Jan. 27, 2003 — Laparoscopy should be the first choice for patients with Crohn's disease in need of ileocolectomy, according to the results of a retrospective, nonrandomized analysis reported in the January issue of the Archives of Surgery.

"When performed by surgeons with adequate experience, laparoscopic surgery seems to demonstrate advantages over conventional operations," write Gregg Shore, MD, and colleagues from the University of Alabama at Birmingham. "We believe at this time that laparoscopic ileocolectomy should be considered the first-line surgical option for most primary resections for Crohn disease localized to the ileocolic region."

From July 1, 1996, to June 30, 2001, a total of 40 patients with Crohn's disease were enrolled in the study; 20 patients underwent laparoscopic ileocolectomy and 20 underwent conventional ileocolectomy.

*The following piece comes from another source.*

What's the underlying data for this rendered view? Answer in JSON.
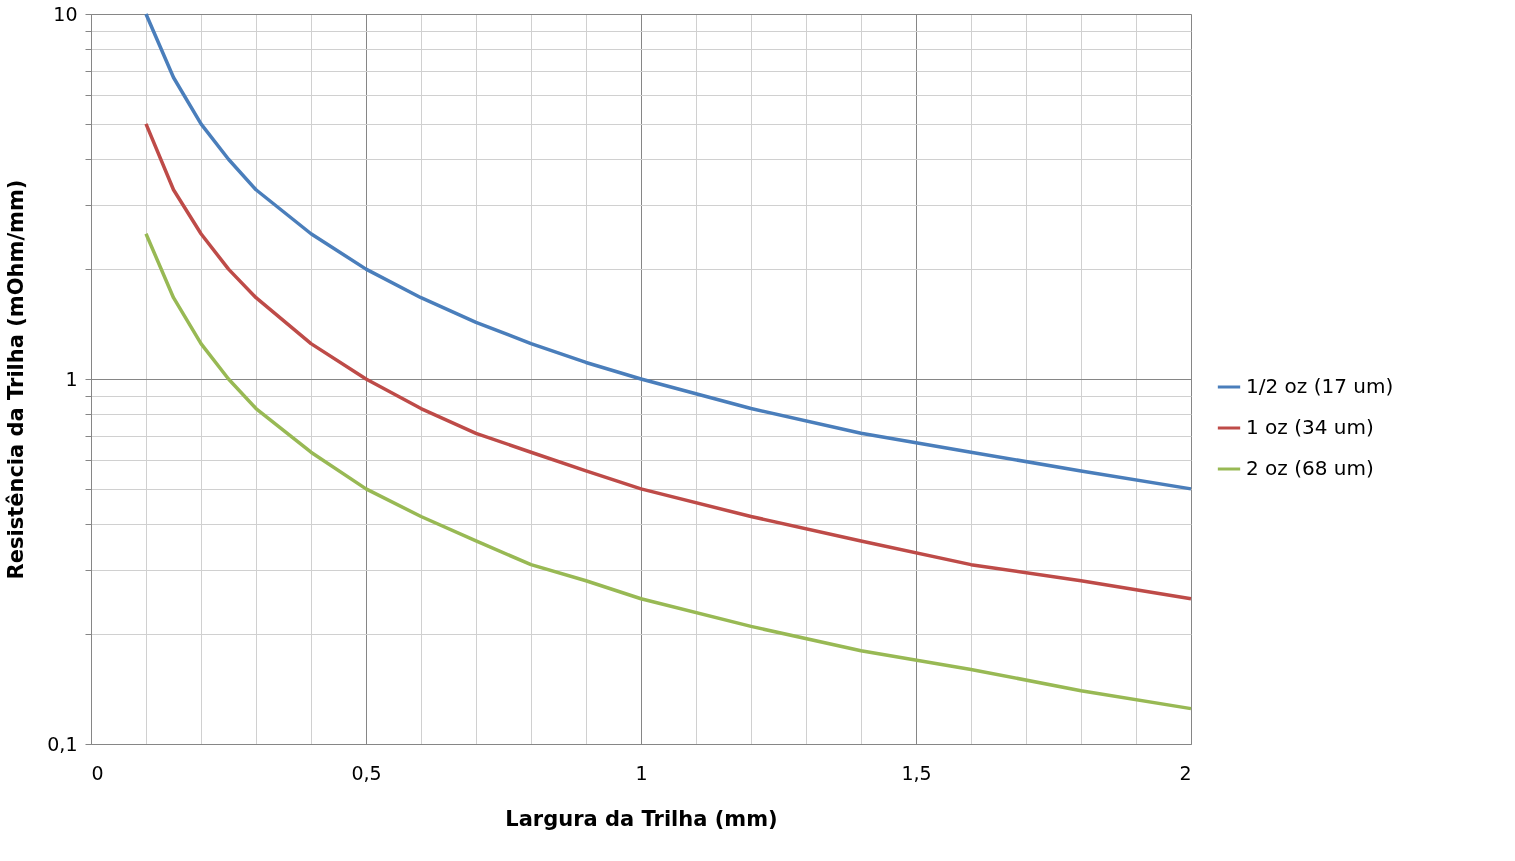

In the laparoscopic group, mean age was 34.7 years (range, 20 - 68 years) and male-female ratio was 1:2. In the conventional group, mean age was 40.0 years (range, 18 - 75 years), and male-female ratio was 1:1. Mean follow-up was 17.2 months in the laparoscopic group (range, 2.3 - 59.9 months) and 18.7 months in the conventional group (range, 1.0 - 37.5 months).

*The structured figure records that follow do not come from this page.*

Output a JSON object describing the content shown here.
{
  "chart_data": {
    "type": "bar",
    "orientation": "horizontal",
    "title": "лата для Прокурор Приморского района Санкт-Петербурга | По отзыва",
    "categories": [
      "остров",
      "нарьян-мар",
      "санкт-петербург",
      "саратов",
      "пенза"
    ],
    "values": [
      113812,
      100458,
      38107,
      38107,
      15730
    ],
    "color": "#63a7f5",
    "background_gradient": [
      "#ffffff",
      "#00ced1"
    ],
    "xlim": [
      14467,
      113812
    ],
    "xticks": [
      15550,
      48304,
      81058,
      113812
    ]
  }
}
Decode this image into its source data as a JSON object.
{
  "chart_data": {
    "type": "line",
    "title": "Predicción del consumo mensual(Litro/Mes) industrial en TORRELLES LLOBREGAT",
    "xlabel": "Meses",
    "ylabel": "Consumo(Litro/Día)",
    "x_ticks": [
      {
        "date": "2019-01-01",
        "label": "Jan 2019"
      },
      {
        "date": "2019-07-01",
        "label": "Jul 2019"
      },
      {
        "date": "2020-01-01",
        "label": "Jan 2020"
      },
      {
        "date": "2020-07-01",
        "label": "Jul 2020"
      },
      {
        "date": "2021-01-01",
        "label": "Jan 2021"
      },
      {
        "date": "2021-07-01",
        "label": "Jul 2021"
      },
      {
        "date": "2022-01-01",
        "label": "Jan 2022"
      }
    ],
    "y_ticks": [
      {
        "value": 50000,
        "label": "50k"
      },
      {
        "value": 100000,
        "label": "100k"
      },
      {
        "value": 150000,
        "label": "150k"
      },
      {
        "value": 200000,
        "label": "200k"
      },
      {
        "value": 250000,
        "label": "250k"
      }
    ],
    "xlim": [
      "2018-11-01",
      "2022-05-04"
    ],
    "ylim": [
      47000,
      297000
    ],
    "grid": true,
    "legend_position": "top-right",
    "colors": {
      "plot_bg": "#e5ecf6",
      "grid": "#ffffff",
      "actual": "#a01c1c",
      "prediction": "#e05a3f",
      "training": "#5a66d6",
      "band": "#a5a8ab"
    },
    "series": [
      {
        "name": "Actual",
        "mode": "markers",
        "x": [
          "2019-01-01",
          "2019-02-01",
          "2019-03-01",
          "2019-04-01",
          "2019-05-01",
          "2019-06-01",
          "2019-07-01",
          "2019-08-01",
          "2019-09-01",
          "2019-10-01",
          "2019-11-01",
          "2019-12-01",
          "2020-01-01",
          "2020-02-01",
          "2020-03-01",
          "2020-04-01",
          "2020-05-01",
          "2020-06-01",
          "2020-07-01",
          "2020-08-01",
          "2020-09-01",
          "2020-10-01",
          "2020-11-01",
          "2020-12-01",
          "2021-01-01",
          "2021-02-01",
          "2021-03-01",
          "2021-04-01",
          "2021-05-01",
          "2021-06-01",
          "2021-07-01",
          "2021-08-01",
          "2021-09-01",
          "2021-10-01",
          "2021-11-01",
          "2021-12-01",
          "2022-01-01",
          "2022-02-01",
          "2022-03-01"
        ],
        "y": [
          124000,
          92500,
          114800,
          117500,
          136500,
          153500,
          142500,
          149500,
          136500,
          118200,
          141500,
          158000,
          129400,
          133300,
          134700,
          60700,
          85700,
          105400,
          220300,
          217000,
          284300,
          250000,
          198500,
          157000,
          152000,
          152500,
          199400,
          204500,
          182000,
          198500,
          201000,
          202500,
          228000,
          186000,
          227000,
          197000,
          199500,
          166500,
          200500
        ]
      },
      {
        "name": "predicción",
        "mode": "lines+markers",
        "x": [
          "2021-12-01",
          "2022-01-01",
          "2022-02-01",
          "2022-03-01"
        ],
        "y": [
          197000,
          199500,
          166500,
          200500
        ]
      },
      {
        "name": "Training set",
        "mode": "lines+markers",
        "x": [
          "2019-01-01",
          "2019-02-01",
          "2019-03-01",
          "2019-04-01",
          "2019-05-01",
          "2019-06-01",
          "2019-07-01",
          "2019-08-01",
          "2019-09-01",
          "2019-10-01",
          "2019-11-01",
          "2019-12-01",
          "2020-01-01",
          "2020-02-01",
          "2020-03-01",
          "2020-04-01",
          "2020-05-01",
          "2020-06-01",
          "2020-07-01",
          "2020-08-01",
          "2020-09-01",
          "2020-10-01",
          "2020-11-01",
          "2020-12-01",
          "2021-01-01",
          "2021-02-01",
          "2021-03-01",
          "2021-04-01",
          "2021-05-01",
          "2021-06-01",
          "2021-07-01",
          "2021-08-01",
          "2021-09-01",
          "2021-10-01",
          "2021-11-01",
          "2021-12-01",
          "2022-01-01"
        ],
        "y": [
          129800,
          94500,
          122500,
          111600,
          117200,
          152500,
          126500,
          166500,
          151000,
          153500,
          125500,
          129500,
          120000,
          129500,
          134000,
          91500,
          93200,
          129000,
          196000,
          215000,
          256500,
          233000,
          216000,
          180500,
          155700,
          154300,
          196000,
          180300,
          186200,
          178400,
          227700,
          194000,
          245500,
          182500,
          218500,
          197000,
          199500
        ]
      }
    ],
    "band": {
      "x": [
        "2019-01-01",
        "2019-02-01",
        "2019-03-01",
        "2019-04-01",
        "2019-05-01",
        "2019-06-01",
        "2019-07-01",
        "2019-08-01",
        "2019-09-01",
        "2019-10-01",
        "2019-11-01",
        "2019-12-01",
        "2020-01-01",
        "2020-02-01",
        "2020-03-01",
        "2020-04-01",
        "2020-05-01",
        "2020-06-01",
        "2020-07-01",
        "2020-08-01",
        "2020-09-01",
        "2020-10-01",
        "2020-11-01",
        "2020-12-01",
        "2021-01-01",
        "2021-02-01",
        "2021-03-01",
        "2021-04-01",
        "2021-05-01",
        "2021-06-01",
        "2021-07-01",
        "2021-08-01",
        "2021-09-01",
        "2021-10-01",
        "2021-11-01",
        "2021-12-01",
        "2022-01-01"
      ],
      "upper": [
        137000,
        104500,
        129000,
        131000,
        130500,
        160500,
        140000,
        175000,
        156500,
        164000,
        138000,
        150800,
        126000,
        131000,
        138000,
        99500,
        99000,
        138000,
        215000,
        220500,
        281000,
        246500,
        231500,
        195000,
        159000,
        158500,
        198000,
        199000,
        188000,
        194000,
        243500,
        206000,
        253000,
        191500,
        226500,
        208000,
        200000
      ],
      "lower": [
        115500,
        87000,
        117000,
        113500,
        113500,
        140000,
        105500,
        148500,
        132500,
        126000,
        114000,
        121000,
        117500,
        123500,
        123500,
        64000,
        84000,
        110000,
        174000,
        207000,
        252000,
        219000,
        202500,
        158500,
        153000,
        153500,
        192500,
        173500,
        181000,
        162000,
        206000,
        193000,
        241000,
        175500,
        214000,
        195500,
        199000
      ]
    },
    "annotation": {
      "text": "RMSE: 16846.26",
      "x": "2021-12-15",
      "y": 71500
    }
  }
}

There were no perioperative deaths in either group, and operating time was not significantly different between groups. Outcome was better in the laparoscopic group than in the conventional group in terms of morbidity (0% vs. 5%), blood loss (77.2 mL; range, 25 - 350 mL vs. 265.5 mL; range, 100 - 400 mL; P < .001); incision length (5.5 cm; range, 3 - 12 cm vs. 13.5 cm; range, 8 - 18 cm; P < .001), return of bowel function (1.70 vs. 2.63 days; P < .001), and resumption of a regular diet (1.35 vs. 2.73 days; P < .001).

Mean length of stay was significantly shorter in the laparoscopic group (4.25 vs. 8.25 days; P < .001) and hospital charges were lower ($9,614 vs. $17,079; P<.05).

"Laparoscopic-assisted ileocolectomy for primary Crohn disease of the terminal ileum and/or cecum is safe and successful in most cases. Laparoscopic surgery for Crohn disease should be considered as the preferred operative approach for primary resections," the authors write. "The total hospital charges were significantly less in favor of the laparoscopic group, despite the longer operative time and increased cost of surgical equipment, and can no longer be an argument for those who oppose a laparoscopic approach in this patient population."